President John Dramani Mahama has said the huge chunk of the national budget that is used to cover the country’s import costs should be channeled into procuring locally-produced products as this will help to fast-track economic growth and strengthen the cedi against its major trading currencies.
Speaking at the inauguration of an ultra-modern factory for Blue Skies Ghana Limited at Doboro in the Eastern Region, he said this will also create the much-needed jobs and help to boost production capacity of the country’s prime exports for more foreign earnings.
President Mahama, in a speech that sought to promote the call for increased public consumption of locally-produced products and the significance of public-private partnerships -- especially in the agri-business sector -- said implementing the directive will drastically reduce the country’s imports bills.
“A good chunk of the national budget is spent on imports, which when used in procuring locally made goods will help to help to fast-track economic growth and also strengthen the cedi against its major trading currencies.
“There are equally good products in the country and the successes of such local manufacturers and producers should encourage us, as a country, to increase consumption of made-in-Ghana goods and buy Ghanaians out of the ‘foreign superiority’ mindset.
“We currently import US$300million worth of sugar each year, but we can limit the amount of foreign exchange we spend on such imports. For instance, there was an about-41 percent reduction in the rice import bill for 2014 because there was a 60 percent increase in local production,” he said.

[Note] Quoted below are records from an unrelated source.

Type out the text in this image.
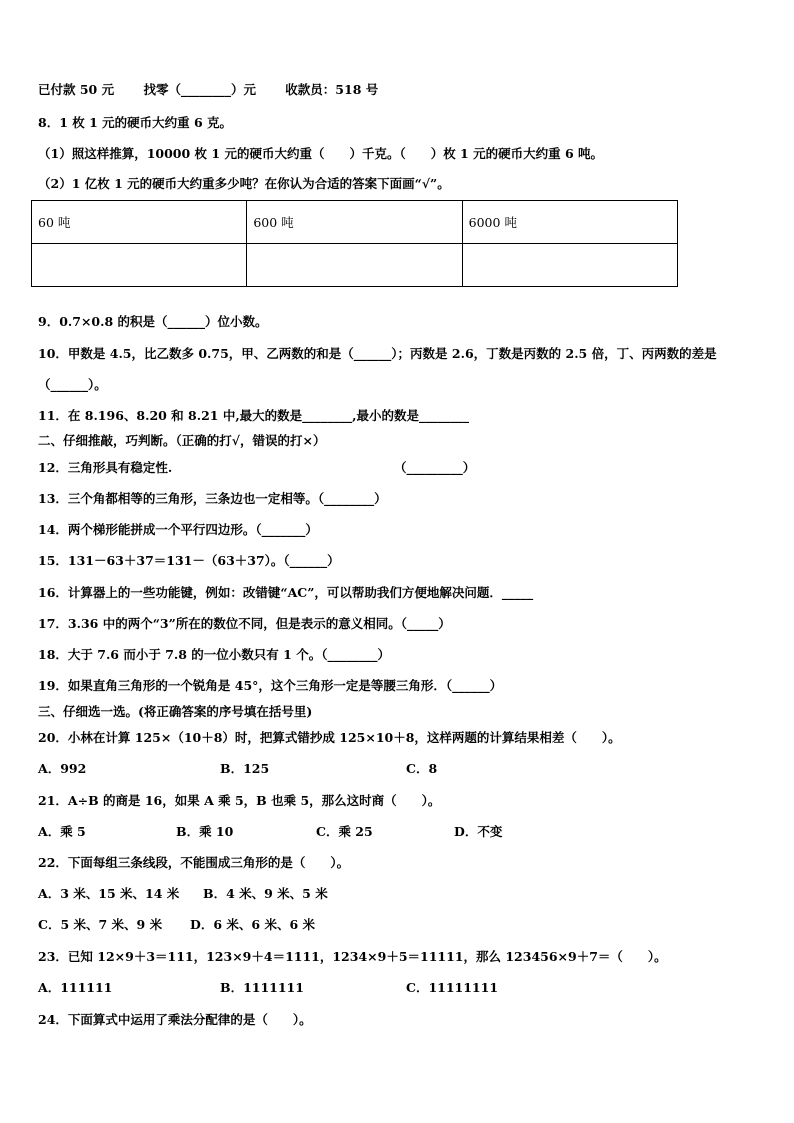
已付款 50 元　　 找零（________）元　　 收款员：518 号
8．1 枚 1 元的硬币大约重 6 克。
（1）照这样推算，10000 枚 1 元的硬币大约重（　　）千克。（　　）枚 1 元的硬币大约重 6 吨。
（2）1 亿枚 1 元的硬币大约重多少吨？在你认为合适的答案下面画“√”。
60 吨	600 吨	6000 吨

9．0.7×0.8 的积是（______）位小数。
10．甲数是 4.5，比乙数多 0.75，甲、乙两数的和是（______）；丙数是 2.6，丁数是丙数的 2.5 倍，丁、丙两数的差是
（______）。
11．在 8.196、8.20 和 8.21 中,最大的数是________,最小的数是________
二、仔细推敲，巧判断。（正确的打√，错误的打×）
12．三角形具有稳定性.	（_________）
13．三个角都相等的三角形，三条边也一定相等。（________）
14．两个梯形能拼成一个平行四边形。（_______）
15．131－63＋37＝131－（63＋37）。（______）
16．计算器上的一些功能键，例如：改错键“AC”，可以帮助我们方便地解决问题．_____
17．3.36 中的两个“3”所在的数位不同，但是表示的意义相同。（_____）
18．大于 7.6 而小于 7.8 的一位小数只有 1 个。（________）
19．如果直角三角形的一个锐角是 45°，这个三角形一定是等腰三角形．（______）
三、仔细选一选。(将正确答案的序号填在括号里)
20．小林在计算 125×（10＋8）时，把算式错抄成 125×10＋8，这样两题的计算结果相差（　　）。
A．992	B．125	C．8
21．A÷B 的商是 16，如果 A 乘 5，B 也乘 5，那么这时商（　　）。
A．乘 5	B．乘 10	C．乘 25	D．不变
22．下面每组三条线段，不能围成三角形的是（　　）。
A．3 米、15 米、14 米 B．4 米、9 米、5 米
C．5 米、7 米、9 米 D．6 米、6 米、6 米
23．已知 12×9＋3＝111，123×9＋4＝1111，1234×9＋5＝11111，那么 123456×9＋7＝（　　）。
A．111111	B．1111111	C．11111111
24．下面算式中运用了乘法分配律的是（　　）。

Ghana currently imports rice to the tune of US$500million every year, while the annual bill for sugar hovers around US$300million.
Apart from these two commodities, US$1billion worth of others which are produced in Ghana or can easily be produced in Ghana are also imported -- pegging the country’s gross yearly exports of US$13billion against an imports bill of about US$17billion.
President Mahama said government will continue to provide the needed support for ‘smart’ local businesses, especially those in agro-production, to make them more sustainable and productive to push the country’s socio-economic transformation agenda.
“The quest of every government is to assist businesses to thrive through the formulation of enabling policies and interventions.
“As a government, we will continue to support indigenous businesses to make them more productive.”
Blue Skies Ghana Limited started operating in the country in 1998 at a small factory with 35 trained workers and now boasts three modern factories and a 3,800 workforce. It produces 550 tonnes of fresh-cut fruit per week and exports 30 tonnes to Europe each night.
Founder and chairman of Blue Skies Anthony Piles said the newly-inaugurated factory will increase Blue Skies’ daily production capacity from the current 40,000 tonnes to 50,000 tonnes and grow its workforce to 3,800, and it is expected to serve as a critical component in the company’s expansion and marketing strategies.
“Our third factory is born out of the desire to expand and employ more people; with an annual staff wage bill of US$6million, we are playing a part in the country’s economic development,” he said.